We agree with the parties that because the classification in this appeal involves neither a suspect class nor the exercise of a fundamental right, we must examine it under the "rational basis" test. City of Atlanta v. Watson, 267 Ga. 185(1), 475 S.E.2d 896 (1996). "Under the rational basis test, a legislative classification does not deny equal protection if the classification bears a direct relation to the purpose of the legislation." Love v. State, 271 Ga. 398(3), 517 S.E.2d 53 (1999).
It is readily apparent that public safety is the purpose of the statute. The question for decision, therefore, is whether the challenged classification bears a direct relation to the goal of advancing public safety. The evidence Farley presented to the trial court established that accidents involving passenger vehicles are much more numerous than those involving pickup trucks, and that approximately three times as many fatalities occurred in passenger vehicle accidents when seat belts were not worn than when they were. Given those facts, we conclude that it is clear beyond argument that requiring persons occupying passenger vehicles to wear seat belts bears a direct relation to the goal of improving public safety.
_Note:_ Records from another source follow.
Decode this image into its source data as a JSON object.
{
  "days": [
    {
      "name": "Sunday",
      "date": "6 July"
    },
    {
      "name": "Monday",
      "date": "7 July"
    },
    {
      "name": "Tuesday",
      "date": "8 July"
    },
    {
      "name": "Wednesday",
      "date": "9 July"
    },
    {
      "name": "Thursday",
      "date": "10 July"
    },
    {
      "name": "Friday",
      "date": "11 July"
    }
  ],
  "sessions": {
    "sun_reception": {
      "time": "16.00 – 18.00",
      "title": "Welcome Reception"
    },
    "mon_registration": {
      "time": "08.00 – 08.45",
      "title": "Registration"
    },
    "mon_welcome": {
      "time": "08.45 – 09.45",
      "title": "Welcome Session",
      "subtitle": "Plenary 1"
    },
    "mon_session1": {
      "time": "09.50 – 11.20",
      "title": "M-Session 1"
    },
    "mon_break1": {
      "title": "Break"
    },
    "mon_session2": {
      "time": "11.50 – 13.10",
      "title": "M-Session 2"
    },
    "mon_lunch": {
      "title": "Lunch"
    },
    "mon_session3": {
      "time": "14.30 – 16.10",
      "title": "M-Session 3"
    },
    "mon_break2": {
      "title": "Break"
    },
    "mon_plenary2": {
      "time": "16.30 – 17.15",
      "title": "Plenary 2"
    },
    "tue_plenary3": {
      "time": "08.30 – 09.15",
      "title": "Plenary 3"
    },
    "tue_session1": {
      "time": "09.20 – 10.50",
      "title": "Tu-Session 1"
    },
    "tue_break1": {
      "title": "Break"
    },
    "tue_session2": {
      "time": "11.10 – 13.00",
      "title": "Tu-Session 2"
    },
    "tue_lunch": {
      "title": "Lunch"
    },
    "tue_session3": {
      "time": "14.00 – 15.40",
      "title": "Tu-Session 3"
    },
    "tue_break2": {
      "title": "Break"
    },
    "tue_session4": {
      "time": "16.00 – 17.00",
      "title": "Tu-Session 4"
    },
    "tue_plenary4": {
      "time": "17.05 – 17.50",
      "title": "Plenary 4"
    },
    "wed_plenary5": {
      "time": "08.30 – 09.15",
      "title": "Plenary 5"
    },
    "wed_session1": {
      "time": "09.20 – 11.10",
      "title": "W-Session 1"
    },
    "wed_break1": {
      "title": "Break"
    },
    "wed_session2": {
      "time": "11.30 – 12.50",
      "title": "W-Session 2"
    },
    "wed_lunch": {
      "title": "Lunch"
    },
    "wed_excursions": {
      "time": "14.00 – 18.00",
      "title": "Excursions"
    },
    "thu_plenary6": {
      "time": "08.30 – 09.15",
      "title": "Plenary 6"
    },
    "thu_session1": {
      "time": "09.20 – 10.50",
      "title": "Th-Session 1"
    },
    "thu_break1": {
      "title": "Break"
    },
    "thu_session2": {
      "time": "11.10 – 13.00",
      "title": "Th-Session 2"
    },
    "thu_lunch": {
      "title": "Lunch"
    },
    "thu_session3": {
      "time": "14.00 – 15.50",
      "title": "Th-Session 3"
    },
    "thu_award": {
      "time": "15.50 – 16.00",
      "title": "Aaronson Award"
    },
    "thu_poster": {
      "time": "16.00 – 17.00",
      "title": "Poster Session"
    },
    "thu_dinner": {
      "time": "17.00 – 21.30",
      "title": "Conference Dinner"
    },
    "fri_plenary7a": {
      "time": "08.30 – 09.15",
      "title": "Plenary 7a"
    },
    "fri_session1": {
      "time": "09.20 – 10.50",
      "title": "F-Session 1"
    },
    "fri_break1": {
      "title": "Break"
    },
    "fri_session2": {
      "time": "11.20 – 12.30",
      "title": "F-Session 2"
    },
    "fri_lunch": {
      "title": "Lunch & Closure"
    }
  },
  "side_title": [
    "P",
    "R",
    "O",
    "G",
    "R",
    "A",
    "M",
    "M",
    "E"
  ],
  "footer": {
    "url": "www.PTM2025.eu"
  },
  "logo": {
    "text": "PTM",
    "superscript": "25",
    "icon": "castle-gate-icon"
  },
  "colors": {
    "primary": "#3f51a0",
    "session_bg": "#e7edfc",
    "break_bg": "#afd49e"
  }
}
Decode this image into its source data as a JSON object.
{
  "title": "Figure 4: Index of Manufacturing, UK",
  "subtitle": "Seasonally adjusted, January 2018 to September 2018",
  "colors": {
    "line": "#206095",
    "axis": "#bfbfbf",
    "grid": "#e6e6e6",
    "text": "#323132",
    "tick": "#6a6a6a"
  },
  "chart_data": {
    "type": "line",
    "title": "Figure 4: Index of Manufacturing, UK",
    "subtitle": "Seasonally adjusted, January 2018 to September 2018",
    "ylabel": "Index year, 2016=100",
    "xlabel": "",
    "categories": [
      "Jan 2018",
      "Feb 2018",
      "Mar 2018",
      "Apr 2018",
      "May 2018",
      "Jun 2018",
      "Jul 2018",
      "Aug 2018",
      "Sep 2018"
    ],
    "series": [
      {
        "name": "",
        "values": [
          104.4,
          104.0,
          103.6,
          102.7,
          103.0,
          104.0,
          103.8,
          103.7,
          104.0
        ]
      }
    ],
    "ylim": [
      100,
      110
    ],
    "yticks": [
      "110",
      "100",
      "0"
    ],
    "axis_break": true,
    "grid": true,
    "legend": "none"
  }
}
Farley insists that because his evidence showed that occupants of pickup trucks are more susceptible to injury in the event of an accident than are occupants of passenger cars, OCGA § 40-8-76.1 cannot be considered to have a rational relation to the goal of improving public safety unless all persons occupying pickup trucks are also required to use seat belts. That "all or nothing" approach, which questions the wisdom of the legislature's action, conflicts with established principles of constitutional law.